The Foundational First Move: Scrutinise Your Report
For consumers ready to begin their credit-building journey after recent financial fluctuations, the starting point should always be the same. According to Ali Zane, CEO at Imax Credit Repair & Identity Theft Firm, you must obtain a copy of your credit report and examine it meticulously for mistakes that could be unfairly lowering your score.
‘An example of an initial step in the credit-building process would be to obtain credit reports from all three bureaus - Equifax, Experian, and TransUnion - and perform an exhaustive line-by-line analysis for mistakes, fraudulent accounts, and reporting accuracy,’ Zane stated via email. Any errors discovered can be disputed directly with the relevant credit bureau, which will then investigate and correct your file if needed.

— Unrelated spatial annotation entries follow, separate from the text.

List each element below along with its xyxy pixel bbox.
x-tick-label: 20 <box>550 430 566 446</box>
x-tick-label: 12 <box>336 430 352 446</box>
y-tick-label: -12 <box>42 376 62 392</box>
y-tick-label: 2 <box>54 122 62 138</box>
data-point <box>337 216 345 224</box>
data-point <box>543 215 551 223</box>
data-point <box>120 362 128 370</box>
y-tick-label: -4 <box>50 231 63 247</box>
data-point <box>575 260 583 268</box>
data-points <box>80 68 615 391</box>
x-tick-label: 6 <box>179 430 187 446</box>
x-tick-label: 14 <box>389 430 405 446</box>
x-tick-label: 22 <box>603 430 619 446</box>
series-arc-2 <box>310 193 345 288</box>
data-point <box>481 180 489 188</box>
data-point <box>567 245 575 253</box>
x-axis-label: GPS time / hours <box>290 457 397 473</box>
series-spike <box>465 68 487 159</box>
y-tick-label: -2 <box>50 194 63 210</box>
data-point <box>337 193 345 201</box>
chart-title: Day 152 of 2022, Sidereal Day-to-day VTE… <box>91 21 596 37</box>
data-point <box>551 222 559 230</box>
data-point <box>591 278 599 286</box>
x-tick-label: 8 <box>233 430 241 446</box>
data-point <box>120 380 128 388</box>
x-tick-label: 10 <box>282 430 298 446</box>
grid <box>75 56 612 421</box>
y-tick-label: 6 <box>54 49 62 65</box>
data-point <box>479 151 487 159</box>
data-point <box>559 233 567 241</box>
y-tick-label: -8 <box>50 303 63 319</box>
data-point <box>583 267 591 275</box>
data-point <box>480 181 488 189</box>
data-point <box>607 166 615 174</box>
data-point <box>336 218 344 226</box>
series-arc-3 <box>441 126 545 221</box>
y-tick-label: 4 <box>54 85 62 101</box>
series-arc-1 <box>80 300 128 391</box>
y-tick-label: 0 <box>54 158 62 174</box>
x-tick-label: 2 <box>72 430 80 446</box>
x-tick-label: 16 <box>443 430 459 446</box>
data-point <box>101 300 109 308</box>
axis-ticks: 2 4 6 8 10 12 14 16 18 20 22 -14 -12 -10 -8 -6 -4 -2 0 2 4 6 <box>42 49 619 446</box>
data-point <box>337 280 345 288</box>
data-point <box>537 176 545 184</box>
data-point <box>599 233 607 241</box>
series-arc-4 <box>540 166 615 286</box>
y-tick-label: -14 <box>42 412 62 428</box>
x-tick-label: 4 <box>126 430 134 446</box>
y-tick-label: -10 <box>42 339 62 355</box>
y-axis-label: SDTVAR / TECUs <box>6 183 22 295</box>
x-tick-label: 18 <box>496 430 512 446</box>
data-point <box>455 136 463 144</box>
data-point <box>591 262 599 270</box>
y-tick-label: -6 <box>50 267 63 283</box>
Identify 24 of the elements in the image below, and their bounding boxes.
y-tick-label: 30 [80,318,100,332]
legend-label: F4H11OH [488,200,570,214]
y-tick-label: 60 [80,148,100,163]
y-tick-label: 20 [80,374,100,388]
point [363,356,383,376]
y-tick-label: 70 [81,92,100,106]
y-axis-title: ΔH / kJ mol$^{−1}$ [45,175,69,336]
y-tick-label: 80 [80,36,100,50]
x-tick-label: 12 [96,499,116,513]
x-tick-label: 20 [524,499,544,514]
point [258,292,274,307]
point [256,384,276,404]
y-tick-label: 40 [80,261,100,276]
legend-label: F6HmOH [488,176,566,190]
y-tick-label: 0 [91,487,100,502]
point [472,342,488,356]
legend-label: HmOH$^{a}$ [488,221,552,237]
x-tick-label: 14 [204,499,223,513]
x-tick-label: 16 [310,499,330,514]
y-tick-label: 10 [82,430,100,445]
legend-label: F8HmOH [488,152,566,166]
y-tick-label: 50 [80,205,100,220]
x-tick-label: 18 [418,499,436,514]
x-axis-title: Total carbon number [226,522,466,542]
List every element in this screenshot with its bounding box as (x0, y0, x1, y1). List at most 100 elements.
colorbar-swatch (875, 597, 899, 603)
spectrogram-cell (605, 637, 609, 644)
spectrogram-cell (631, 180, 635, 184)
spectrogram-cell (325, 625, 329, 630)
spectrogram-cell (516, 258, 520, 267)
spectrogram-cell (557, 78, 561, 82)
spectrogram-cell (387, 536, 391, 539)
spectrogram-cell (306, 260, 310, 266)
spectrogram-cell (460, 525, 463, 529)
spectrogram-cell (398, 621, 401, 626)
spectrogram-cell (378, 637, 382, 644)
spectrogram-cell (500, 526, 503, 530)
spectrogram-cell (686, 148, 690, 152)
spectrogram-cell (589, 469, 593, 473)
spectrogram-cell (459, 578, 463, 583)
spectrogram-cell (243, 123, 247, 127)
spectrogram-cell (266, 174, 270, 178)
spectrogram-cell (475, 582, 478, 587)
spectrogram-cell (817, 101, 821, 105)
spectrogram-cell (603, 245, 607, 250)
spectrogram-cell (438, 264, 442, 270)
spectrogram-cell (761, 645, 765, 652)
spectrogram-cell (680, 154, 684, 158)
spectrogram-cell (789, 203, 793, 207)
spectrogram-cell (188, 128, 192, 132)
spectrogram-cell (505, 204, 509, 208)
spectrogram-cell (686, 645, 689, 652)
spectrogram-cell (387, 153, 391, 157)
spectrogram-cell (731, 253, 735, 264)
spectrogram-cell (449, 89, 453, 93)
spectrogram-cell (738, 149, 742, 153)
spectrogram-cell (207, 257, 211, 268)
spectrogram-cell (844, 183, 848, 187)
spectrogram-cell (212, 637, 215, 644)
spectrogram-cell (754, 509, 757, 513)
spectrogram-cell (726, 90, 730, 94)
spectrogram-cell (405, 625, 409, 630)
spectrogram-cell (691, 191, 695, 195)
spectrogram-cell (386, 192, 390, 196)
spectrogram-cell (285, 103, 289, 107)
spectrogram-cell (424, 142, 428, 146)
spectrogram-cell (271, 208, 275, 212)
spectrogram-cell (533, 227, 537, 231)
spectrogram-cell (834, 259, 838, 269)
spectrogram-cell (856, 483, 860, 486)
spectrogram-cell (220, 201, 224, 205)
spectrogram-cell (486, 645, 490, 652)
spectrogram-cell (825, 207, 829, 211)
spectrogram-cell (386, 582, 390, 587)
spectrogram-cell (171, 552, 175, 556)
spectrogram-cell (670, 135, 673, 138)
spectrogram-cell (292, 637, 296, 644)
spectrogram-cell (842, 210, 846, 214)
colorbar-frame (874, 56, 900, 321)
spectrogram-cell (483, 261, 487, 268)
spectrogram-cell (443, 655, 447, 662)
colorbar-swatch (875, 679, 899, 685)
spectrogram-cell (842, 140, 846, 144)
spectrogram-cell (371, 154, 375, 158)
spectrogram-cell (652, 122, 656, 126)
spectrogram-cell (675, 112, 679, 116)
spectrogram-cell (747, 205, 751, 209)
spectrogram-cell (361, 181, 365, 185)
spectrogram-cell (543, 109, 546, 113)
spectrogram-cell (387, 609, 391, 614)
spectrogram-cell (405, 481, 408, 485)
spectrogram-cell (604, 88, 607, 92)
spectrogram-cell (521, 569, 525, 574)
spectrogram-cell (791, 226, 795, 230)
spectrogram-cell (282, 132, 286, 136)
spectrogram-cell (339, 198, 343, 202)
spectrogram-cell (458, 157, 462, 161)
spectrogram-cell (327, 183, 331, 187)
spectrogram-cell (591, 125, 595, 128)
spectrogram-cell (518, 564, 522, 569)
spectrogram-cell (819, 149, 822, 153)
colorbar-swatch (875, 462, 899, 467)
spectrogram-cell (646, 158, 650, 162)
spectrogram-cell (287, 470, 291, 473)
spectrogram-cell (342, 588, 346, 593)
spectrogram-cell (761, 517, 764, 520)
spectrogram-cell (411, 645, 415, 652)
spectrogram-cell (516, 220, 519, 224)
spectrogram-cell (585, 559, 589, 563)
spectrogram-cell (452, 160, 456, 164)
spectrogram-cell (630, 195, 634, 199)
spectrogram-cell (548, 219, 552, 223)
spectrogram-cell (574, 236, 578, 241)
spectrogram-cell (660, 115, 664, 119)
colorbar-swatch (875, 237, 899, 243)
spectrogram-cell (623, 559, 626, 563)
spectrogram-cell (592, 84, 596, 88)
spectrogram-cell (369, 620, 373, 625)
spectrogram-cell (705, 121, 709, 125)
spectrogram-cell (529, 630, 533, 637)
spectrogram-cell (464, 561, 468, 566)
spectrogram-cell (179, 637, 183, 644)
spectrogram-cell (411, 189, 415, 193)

This review is especially important as data from a 2023 Federal Deposit Insurance Corporation survey reveals one in six consumers lacks any mainstream credit, such as a credit card or loan, making the first step potentially daunting.
Where to Get Your Reports and Understand Your Score
Beyond error-spotting, a line-by-line check provides a complete picture of your credit health, showing account openings and closures, payment history, and balances. You can request your report directly from the three main credit reference agencies: Equifax, Experian, and TransUnion.
Consumers are entitled to receive all three reports for free at once from AnnualCreditReport.com. Services like Credit Karma also offer free access to reports and scores from Equifax and TransUnion.
The accompanying credit score is equally crucial, heavily influencing approval odds and interest rates for credit cards and loans. Jennifer White, senior director of banking and payments intelligence at J.D. Power, recommends starting with a trusted source. ‘For most people, that means your bank or credit card company,’ she said, noting many have developed tools to help explain and simulate credit score improvement.
The Consumer Financial Protection Bureau (CFPB) underscores the importance of this annual check-up. ‘It’s important to review your credit reports from the three nationwide consumer reporting companies… every twelve months to ensure they are accurate and complete,’ the bureau advised.
Building a Positive Payment History
Once you have reviewed your report, what comes next? Experts point to one fundamental practice for establishing a solid credit foundation: making all payments on time.
According to FICO, the company behind a key credit scoring model, your payment history is the single most important factor, accounting for 35% of your score. It is the ‘strongest predictor’ of whether you will repay future debts as agreed.
‘Paying on time is the most powerful thing you can do,’ Jennifer White asserted. She recommends setting calendar reminders or enabling autopay for at least the minimum payment to avoid missed deadlines. Consistency, not a magic number of payments, is what builds the score.
For those without a traditional credit card or loan, there are alternative paths. Jeremy Schachter, a branch manager at Fairway Independent Mortgage, suggests asking your landlord if they report rental payments to credit bureaus—a practice more common with large property managers. He also recommends exploring the same option with utility and mobile phone providers.
Taking these steps diligently now can pave the way for better rates on significant loans later, potentially saving thousands in interest over time and bringing financial goals like home ownership closer to reality.